Few Democrats, however, think Sanders alone is the answer for rebranding a party that lost not only the White House but many governor’s mansions and state legislatures, and gained far fewer seats in Congress than expected. “I think Bernie Sanders and Elizabeth Warren are incredibly important voices in our party, but they don’t speak for everyone,” says Moulton. “If we are going to expand the Democratic tent, then we’ve got to hear from voices in the center, as well, right now.”
The 38-year-old Iraq War vet helped lead a group of young Democrats who forced Pelosi and her cohorts to delay party leadership elections in the House in November and give them time to reflect on their defeat. Like most in his party, Moulton believes Americans still support Democratic policies on taxes, entitlements, labor and trade. “If we’ve got the right policies but our message isn’t resonating, then you’ve got to question both the message and the messenger,” he explained. The insurgent Democrats didn’t oust Pelosi from her perch as minority leader, a post she’s held since 2002, but they did force House party members to expand their leadership ranks to include younger members and grant rank-and-file members more power to shape the party’s agenda.
Democrats desperately need new faces. How easy was it, anytime Clinton promised reforms on the campaign trail, for Trump to counter with, in effect, “Why didn’t you already do it in your 30 years in public life?” It was a deadly, if not entirely fair, attack. At a gathering of state Democratic chairs earlier this month, former Democratic National Committee Chairman Howard Dean urged the party to focus on 18- to 35-year-olds, “a group that voted for us in bigger numbers than the others” and who will “vote for us for 50 years.” And yet it’s hard to appeal to those voters when the messengers are as old as the grandparents of most millennials. Age was an issue in the 2016 campaign—Clinton is 69; Sanders 75—and it continues to dog Democrats during their post-election soul-searching. Warren is 67. Pelosi is 76. Her deputy, Steny Hoyer, is 77. Schumer punches in at a relatively youthful 66. “Let’s just be honest, that’s not the Democratic Party of the future,” says Moulton.
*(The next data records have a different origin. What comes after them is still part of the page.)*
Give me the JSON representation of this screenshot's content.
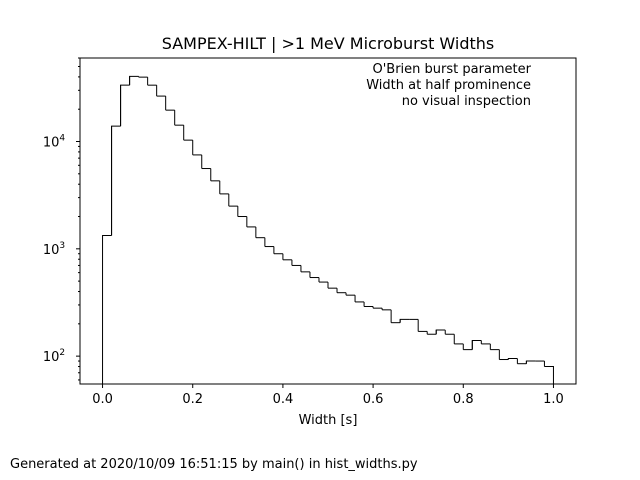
{
  "chart_data": {
    "type": "histogram",
    "title": "SAMPEX-HILT | >1 MeV Microburst Widths",
    "xlabel": "Width [s]",
    "ylabel": "",
    "yscale": "log",
    "xlim": [
      -0.05,
      1.05
    ],
    "ylim": [
      55,
      60000
    ],
    "x_ticks": [
      0.0,
      0.2,
      0.4,
      0.6,
      0.8,
      1.0
    ],
    "x_tick_labels": [
      "0.0",
      "0.2",
      "0.4",
      "0.6",
      "0.8",
      "1.0"
    ],
    "y_ticks": [
      100,
      1000,
      10000
    ],
    "y_tick_labels": [
      {
        "base": "10",
        "exp": "2"
      },
      {
        "base": "10",
        "exp": "3"
      },
      {
        "base": "10",
        "exp": "4"
      }
    ],
    "annotations": [
      "O'Brien burst parameter",
      "Width at half prominence",
      "no visual inspection"
    ],
    "bin_edges_start": 0.0,
    "bin_width": 0.02,
    "counts": [
      1330,
      13900,
      33500,
      40500,
      39800,
      33500,
      26500,
      19600,
      14200,
      10300,
      7500,
      5600,
      4300,
      3250,
      2500,
      2000,
      1600,
      1270,
      1050,
      900,
      790,
      700,
      610,
      540,
      490,
      430,
      390,
      370,
      320,
      290,
      280,
      270,
      205,
      220,
      220,
      170,
      160,
      175,
      160,
      130,
      115,
      140,
      130,
      115,
      93,
      95,
      85,
      90,
      90,
      80
    ]
  },
  "footer": {
    "text": "Generated at 2020/10/09 16:51:15 by main() in hist_widths.py"
  }
}
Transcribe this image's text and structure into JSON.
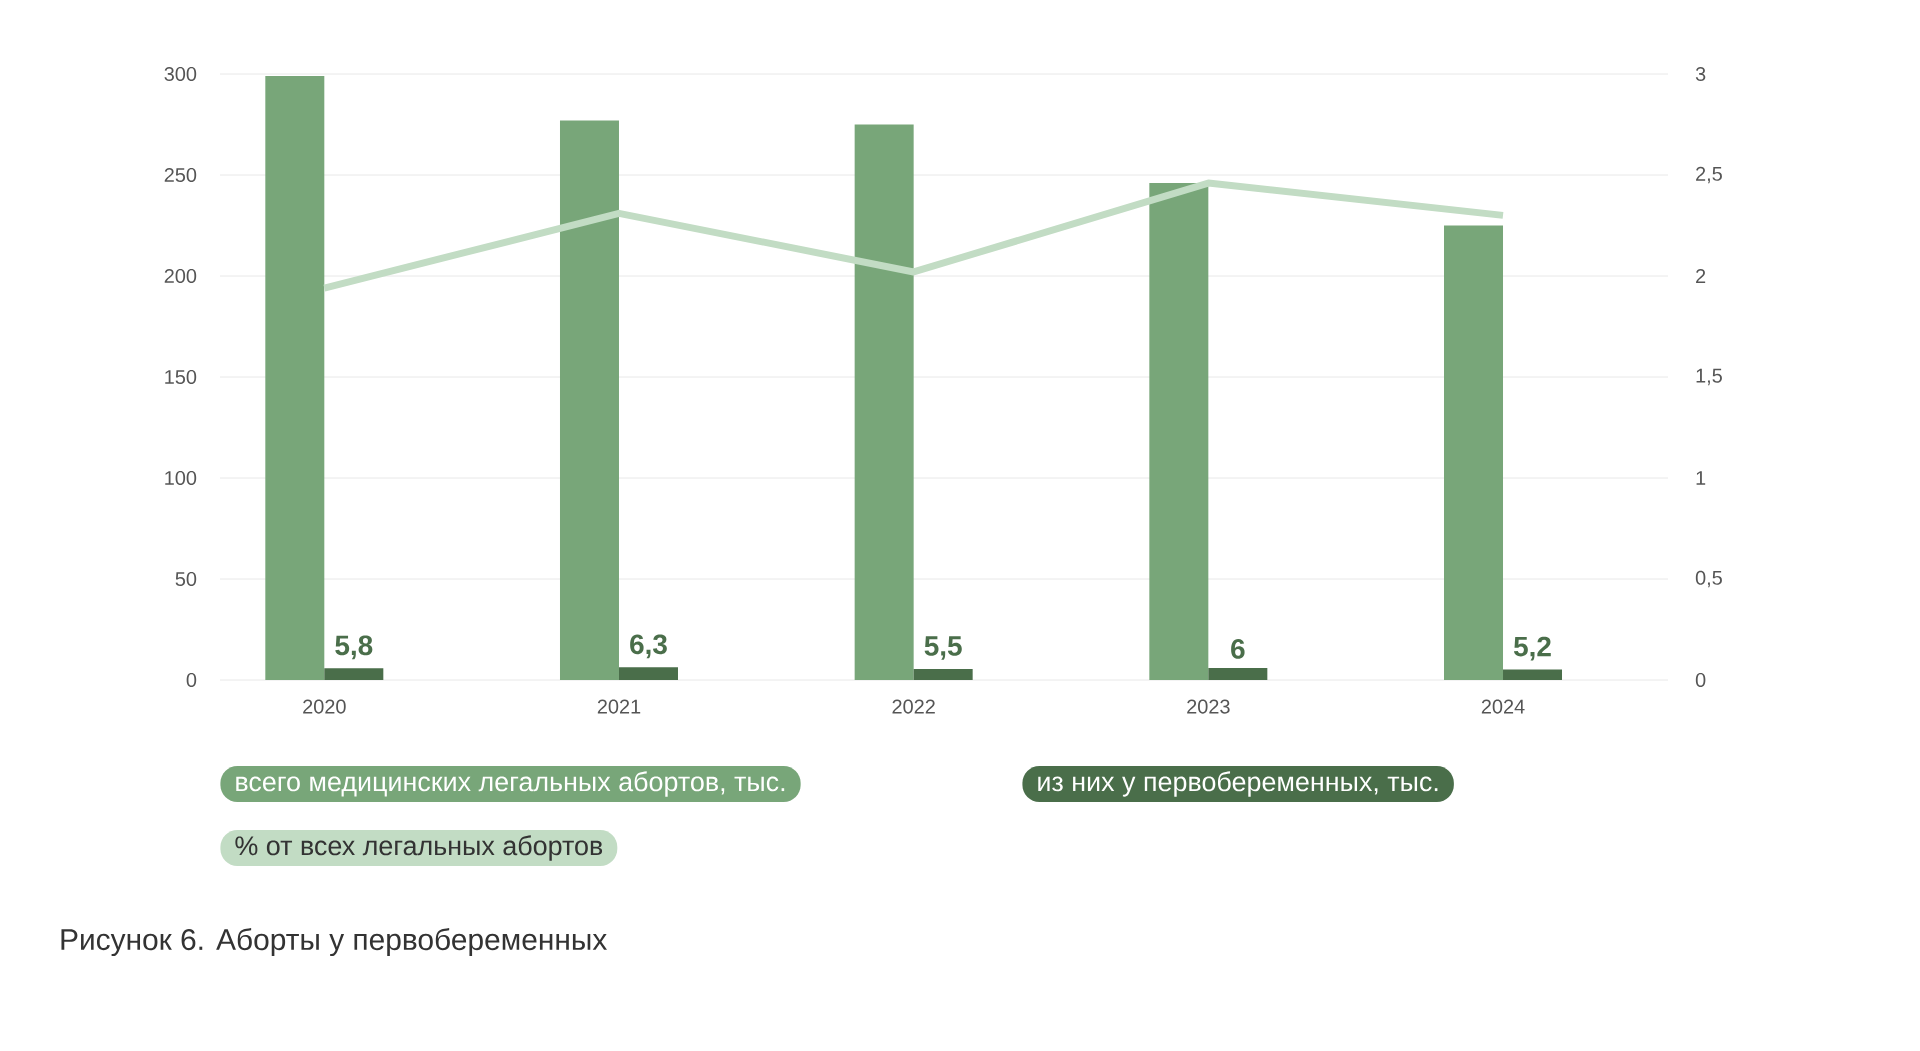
{
  "chart_data": {
    "type": "bar",
    "title": "Рисунок 6. Аборты у первобеременных",
    "categories": [
      "2020",
      "2021",
      "2022",
      "2023",
      "2024"
    ],
    "series": [
      {
        "name": "всего медицинских легальных абортов, тыс.",
        "color": "#78a679",
        "values": [
          299,
          277,
          275,
          246,
          225
        ]
      },
      {
        "name": "из них у первобеременных, тыс.",
        "color": "#4a6e4a",
        "values": [
          5.8,
          6.3,
          5.5,
          6,
          5.2
        ],
        "value_labels": [
          "5,8",
          "6,3",
          "5,5",
          "6",
          "5,2"
        ]
      },
      {
        "name": "% от всех легальных абортов",
        "type": "line",
        "axis": "y2",
        "color": "#c2dcc4",
        "values": [
          1.94,
          2.31,
          2.02,
          2.46,
          2.3
        ]
      }
    ],
    "ylim": [
      0,
      300
    ],
    "yticks": [
      0,
      50,
      100,
      150,
      200,
      250,
      300
    ],
    "y2lim": [
      0,
      3
    ],
    "y2ticks": [
      0,
      {
        "value": 0.5,
        "label": "0,5"
      },
      1,
      {
        "value": 1.5,
        "label": "1,5"
      },
      2,
      {
        "value": 2.5,
        "label": "2,5"
      },
      3
    ],
    "grid": "y",
    "legend": "bottom"
  }
}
Reorienting the party toward its millennial base is a long-term process, however, one that will require not only elevating younger voices but also rebuilding the Democrats’ thin bench, decimated by years of losses at the state level. The selection of a new Democratic National Committee chair, due in February, is another step. It’s currently an open race. Liberal Representative Keith Ellison of Minnesota is the pick of Sanders and Warren, but soon-to-be former Labor Secretary Tom Perez just joined the field, and he may be able to unify the party establishment. The debate between the candidates will be another opportunity for the party to hash out its identity.
For now, however, the septuagenarian Sanders is the closest thing Democrats have to a millennial whisperer, another reason Schumer is happy to have him in front of the cameras.